I’m finding that whenever I use compute shaders that operate on data structures larger than vec4 I am having huge peformance issues. Doing the following to re-order a buffer after is sort is around 800 times slower than re-ordering vec4s. I did the timing with OpenGL Timer queries.

I wonder if anybody else is using compute shaders with larger data structures and not having any issues. Or I’m doing something fundamentally wrong and/or I should expect this behaviour. Or there could be a driver issue, I am using the latest GameReady driver which is 388.00 with a GTX 1060 6gb.

I’ve tried packing with only vec4s but not to any success, a slightly larger struct causes slightly slower execution (1.9ms-2.0ms). Writing the buffer only without re-ordering, or writing in the elements separately causes no change in execution speed. The only thing that does is the size of the struct written.

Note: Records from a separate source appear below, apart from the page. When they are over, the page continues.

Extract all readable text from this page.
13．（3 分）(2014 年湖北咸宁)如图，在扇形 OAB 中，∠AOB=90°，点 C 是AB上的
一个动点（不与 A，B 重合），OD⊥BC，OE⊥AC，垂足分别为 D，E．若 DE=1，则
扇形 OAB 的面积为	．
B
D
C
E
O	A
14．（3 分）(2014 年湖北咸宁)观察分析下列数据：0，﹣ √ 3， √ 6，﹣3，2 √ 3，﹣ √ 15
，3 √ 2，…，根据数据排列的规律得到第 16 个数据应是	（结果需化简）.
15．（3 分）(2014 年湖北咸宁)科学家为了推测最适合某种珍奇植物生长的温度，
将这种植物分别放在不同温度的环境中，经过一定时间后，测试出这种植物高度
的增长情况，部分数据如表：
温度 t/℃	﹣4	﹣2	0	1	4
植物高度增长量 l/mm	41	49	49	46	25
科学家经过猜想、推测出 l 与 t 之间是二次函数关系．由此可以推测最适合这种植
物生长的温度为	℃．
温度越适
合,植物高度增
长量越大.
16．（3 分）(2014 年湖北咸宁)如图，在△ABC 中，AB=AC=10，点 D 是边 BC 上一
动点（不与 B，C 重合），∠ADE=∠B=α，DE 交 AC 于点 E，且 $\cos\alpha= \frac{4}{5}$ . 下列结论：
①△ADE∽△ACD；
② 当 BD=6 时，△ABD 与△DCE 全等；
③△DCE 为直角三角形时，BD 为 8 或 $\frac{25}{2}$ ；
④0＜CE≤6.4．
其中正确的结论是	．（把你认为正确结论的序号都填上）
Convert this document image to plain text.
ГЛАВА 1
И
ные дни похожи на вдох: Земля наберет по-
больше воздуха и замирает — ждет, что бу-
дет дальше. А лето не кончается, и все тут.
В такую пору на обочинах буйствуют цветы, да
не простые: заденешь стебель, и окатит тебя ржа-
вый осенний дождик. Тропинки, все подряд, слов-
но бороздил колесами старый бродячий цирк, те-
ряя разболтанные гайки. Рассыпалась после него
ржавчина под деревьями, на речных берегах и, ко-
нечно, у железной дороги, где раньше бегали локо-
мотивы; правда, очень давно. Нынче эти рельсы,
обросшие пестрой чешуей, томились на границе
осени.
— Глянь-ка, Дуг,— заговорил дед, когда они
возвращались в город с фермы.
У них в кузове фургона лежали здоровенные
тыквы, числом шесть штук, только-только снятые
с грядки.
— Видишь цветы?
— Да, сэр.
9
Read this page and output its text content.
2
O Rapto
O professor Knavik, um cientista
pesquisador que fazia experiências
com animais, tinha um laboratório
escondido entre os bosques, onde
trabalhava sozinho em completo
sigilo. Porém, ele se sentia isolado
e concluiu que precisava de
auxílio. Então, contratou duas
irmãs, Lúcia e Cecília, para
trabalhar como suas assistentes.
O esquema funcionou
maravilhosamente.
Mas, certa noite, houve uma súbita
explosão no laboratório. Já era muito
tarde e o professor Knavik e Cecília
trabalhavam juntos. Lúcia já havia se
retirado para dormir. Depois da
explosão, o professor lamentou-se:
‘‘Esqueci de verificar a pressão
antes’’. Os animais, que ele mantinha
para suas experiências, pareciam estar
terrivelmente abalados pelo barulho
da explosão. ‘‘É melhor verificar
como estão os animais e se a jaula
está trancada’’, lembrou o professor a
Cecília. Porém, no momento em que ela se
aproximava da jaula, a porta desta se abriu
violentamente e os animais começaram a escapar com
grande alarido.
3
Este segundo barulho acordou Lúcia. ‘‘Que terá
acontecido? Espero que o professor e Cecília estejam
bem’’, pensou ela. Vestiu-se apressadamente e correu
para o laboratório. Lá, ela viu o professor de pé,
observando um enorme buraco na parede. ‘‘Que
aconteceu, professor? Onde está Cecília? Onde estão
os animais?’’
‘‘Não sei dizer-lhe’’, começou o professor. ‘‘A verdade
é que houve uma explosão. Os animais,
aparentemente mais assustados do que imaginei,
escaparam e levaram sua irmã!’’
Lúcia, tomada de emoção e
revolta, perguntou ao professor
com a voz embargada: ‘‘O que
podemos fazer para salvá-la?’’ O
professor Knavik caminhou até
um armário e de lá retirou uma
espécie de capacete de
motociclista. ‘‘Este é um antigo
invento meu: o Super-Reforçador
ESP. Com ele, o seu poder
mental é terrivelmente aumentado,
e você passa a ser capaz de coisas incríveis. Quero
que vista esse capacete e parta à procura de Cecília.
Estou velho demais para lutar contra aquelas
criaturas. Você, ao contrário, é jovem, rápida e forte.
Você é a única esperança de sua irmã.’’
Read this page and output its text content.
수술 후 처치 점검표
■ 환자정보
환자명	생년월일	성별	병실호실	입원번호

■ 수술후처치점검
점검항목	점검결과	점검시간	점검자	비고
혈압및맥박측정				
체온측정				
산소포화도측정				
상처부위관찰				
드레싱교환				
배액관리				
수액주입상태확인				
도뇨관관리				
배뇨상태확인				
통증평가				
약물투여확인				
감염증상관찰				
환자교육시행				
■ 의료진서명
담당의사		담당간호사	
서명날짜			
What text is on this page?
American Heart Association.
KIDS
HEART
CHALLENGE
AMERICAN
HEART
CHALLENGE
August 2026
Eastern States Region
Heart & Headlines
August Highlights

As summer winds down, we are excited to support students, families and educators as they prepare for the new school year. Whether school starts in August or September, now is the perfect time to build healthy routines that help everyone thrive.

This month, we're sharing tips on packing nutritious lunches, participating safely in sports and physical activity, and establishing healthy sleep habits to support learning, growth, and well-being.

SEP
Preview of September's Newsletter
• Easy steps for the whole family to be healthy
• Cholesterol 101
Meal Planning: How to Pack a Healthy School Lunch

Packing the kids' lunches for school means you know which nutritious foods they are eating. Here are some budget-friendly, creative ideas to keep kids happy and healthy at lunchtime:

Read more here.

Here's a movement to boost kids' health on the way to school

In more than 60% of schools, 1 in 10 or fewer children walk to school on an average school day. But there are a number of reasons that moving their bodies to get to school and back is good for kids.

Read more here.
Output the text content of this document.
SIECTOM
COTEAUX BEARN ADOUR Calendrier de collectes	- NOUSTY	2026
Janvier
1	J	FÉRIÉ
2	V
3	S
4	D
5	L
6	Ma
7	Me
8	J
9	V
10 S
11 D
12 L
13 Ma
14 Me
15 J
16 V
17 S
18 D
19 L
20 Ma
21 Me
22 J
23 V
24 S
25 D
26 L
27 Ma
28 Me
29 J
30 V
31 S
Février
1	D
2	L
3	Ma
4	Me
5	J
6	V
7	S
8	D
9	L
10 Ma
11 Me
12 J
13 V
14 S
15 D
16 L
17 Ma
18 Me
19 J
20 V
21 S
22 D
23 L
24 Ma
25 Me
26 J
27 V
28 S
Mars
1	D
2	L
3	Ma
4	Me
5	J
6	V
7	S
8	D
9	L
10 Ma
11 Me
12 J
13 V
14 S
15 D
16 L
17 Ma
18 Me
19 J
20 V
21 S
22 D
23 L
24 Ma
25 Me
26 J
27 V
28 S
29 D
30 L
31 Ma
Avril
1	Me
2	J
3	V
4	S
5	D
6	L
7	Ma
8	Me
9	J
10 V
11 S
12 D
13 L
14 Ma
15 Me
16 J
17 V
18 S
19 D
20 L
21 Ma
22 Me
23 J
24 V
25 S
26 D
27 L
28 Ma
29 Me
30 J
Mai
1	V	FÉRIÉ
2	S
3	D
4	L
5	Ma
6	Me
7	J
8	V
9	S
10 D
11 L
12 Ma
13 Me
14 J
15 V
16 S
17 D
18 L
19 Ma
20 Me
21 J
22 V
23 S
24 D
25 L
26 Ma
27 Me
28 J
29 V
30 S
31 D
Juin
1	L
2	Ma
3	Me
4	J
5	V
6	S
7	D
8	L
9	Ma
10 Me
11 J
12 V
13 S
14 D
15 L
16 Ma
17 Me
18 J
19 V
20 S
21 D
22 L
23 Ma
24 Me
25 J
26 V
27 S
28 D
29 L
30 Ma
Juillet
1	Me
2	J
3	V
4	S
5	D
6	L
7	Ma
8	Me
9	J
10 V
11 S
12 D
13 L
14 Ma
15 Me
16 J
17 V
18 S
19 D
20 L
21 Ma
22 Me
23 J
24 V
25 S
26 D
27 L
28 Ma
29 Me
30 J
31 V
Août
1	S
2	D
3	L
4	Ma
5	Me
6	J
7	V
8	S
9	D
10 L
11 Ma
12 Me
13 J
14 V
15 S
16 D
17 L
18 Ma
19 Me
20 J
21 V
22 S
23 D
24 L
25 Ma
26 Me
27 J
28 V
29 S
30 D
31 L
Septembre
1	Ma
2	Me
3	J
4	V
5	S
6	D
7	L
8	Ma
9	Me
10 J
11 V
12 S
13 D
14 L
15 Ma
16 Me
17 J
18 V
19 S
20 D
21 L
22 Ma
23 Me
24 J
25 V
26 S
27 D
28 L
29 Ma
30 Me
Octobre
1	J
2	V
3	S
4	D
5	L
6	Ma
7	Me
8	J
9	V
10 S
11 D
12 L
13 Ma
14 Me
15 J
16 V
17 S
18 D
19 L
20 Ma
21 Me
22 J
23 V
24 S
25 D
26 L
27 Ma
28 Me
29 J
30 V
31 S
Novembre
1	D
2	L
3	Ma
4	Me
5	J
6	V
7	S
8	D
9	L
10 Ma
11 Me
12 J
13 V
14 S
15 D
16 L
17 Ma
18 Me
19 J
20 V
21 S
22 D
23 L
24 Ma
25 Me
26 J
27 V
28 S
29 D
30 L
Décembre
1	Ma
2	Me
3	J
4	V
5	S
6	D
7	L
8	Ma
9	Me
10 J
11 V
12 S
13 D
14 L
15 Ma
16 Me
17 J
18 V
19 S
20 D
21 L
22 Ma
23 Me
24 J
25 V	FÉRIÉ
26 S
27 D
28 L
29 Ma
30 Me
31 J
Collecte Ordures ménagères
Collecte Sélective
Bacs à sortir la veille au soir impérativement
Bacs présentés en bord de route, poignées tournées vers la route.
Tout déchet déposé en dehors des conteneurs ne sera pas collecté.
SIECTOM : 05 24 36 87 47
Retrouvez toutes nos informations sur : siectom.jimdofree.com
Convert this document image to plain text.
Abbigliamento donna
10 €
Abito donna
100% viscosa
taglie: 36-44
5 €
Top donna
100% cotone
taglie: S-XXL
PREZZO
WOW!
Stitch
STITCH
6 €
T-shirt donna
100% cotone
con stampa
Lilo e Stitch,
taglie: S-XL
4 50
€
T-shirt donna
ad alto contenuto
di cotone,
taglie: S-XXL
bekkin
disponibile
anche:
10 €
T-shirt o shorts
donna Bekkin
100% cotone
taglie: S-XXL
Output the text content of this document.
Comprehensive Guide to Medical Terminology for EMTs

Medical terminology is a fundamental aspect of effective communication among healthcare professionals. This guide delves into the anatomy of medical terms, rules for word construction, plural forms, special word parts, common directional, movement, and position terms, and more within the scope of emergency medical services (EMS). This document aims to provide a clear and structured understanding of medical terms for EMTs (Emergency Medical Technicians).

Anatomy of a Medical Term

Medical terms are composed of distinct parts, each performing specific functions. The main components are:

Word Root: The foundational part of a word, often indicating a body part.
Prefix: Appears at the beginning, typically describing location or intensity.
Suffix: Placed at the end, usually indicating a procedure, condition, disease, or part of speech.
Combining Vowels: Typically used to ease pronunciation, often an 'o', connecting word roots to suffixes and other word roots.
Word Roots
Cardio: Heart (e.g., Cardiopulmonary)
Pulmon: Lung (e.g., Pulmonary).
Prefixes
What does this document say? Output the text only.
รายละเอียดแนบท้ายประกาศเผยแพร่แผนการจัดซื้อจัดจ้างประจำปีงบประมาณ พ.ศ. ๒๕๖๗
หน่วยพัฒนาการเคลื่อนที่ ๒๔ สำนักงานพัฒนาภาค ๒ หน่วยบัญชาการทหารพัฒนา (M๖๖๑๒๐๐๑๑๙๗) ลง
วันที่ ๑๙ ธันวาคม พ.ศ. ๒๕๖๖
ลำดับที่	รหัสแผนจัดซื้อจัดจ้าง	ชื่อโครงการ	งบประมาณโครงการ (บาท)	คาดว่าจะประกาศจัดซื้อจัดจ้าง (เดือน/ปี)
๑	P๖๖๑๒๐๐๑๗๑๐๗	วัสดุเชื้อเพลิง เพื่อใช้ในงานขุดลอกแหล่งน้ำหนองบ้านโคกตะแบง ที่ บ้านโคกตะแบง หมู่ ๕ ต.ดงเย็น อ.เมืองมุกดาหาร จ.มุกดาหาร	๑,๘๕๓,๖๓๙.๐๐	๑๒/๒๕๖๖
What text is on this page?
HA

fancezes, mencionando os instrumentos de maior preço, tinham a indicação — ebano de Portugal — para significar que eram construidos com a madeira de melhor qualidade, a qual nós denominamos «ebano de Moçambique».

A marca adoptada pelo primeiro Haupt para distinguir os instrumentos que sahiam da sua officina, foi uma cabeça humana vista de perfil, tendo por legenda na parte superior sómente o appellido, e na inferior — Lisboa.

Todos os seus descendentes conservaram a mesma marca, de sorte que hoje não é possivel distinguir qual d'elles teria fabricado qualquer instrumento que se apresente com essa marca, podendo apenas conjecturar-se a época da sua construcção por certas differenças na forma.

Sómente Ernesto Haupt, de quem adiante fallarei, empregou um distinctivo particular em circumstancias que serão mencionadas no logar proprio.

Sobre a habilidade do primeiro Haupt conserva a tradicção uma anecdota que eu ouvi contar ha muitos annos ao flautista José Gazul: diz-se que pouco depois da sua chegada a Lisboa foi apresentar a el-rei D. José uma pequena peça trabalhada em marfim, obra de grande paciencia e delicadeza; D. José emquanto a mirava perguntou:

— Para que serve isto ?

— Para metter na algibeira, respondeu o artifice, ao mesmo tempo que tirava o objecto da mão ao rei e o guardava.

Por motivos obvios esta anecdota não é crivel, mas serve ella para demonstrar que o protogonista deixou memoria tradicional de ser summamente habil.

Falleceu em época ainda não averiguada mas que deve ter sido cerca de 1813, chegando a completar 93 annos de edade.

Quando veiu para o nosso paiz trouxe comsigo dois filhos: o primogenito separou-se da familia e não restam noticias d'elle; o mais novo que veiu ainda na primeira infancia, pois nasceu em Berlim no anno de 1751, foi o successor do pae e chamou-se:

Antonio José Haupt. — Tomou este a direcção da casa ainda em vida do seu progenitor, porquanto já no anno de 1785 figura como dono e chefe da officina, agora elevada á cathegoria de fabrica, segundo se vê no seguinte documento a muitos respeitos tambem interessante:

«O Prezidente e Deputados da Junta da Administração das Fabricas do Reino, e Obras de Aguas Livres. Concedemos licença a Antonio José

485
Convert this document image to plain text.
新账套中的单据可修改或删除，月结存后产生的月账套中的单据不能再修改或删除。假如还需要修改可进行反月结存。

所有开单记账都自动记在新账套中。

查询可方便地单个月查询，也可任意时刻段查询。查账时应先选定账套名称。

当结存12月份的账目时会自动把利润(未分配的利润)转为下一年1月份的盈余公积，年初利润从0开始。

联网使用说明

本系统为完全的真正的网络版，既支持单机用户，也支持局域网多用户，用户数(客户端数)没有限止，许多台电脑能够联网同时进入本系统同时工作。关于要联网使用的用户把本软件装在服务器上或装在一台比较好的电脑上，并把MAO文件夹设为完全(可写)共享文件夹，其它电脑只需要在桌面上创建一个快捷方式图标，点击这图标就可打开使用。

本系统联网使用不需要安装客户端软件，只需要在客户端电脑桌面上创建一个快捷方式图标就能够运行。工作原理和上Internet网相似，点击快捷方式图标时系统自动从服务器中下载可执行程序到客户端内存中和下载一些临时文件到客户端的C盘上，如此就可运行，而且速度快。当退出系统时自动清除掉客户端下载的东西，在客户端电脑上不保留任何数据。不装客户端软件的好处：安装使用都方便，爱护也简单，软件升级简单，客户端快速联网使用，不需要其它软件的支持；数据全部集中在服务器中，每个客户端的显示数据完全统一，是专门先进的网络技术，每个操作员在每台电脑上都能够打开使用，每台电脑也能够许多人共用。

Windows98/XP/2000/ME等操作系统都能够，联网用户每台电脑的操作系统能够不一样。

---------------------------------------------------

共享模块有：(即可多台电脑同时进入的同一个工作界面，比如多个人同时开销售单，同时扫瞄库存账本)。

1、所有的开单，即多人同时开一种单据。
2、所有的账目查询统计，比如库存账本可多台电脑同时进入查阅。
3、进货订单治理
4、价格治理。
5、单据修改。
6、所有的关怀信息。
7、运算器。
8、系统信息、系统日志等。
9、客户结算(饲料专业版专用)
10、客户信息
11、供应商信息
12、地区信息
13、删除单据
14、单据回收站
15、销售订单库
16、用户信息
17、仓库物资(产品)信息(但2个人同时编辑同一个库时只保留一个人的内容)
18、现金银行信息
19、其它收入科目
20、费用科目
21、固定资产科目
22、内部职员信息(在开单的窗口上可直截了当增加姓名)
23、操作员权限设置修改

Here’s an example of a very slow shader.

#version 430

precision mediump float;

struct ConvexHull{
  vec3  position;
  uint enabled;
  vec3  half_ex;
  uint hash;
  vec4  verts_0[8];
  vec4  planes_n[6];
  vec4  planes_d[6];

layout(local_size_x = 128) in;

layout(binding = 0, std430) readonly buffer In {
  ConvexHull in[];

layout(binding = 1, std430) writeonly buffer Out {
  ConvexHull out[];

layout(binding = 2, std430) readonly buffer SortData {
  uvec4 sort_buf[];

void main() {
  uint index = gl_GlobalInvocationID.x;
  out[index] = in[sort_buf[index].y];

The more I look at the, the more potential I think there is there could be a driver issue. If I don’t use double buffering I get a speed up of 100 times, then for every vec4 I eliminate from writing to the struct the speed doubles. The size of the buffer or struct makes no difference, only the number of bytes written each time.